Ich horchte in mich hinein. Ich spürte tatsächlich gar nichts mehr, außer den kleinen nun wohltuenden Stich des Schmerzes. Aber ansonsten nichts mehr. Keine Trauer, keine Angst, keine Verzweiflung. Nein, es gab nur noch die Leere, in der ich mich mit dem kleinen Punkt befand. Ich lächelte zufrieden. Hier werde ich es aushalten können, bis meine Zeit abgelaufen ist.

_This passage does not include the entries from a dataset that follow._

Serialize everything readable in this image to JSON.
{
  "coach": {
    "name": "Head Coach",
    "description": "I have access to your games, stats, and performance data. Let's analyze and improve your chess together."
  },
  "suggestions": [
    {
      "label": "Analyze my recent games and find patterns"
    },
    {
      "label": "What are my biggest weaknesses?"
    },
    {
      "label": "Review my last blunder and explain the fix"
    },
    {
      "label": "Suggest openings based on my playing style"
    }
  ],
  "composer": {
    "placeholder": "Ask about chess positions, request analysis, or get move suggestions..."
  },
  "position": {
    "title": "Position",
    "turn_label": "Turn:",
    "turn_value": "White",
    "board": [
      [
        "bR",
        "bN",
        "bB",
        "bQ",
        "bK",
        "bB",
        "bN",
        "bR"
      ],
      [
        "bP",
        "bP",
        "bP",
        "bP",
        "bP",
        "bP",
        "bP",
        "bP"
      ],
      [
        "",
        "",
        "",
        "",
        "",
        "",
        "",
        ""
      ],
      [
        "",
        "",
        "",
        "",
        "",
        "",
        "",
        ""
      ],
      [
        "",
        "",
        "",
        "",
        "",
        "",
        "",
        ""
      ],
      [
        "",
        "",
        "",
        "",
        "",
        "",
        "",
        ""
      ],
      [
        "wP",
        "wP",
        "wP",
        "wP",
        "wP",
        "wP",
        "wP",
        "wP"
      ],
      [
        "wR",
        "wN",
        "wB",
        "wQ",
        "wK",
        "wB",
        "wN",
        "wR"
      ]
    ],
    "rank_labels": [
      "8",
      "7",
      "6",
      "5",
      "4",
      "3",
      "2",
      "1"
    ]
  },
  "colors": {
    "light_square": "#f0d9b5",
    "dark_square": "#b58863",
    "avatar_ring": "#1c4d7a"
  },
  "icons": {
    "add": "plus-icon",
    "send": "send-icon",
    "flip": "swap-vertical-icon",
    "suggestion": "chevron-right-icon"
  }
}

Wie lange das wohl dauern wird?
70 Jahre? 30 Jahre? Nur einige Monate? Egal. Zeit spielte keine Rolle. Hier stand sie still.
Auktorialer Erzähler
Und draußen in der Wirklichkeit, als Isabella Marie Swan endgültig beschlossen hatte, ihren Geist in ihrem Inneren weg zu sperren, fiel ihr Köper rücklings auf den Waldboden, sodass die toten, leeren, fast schwarzen Augen in den bewölkten Himmel schauten, ohne ihn wirklich zu sehen. Für einen winzigen Moment konnte man ein kleines schwaches Lächeln auf ihren blassen Lippen erkennen. Doch niemand war da, der dies hätte sehen können. So schnell es auch da war, so schnell verschwand es auch wieder. Genau wie das einst fröhliche Mädchen Bella Swan, das Edward Cullen für immer und ewig lieben würde.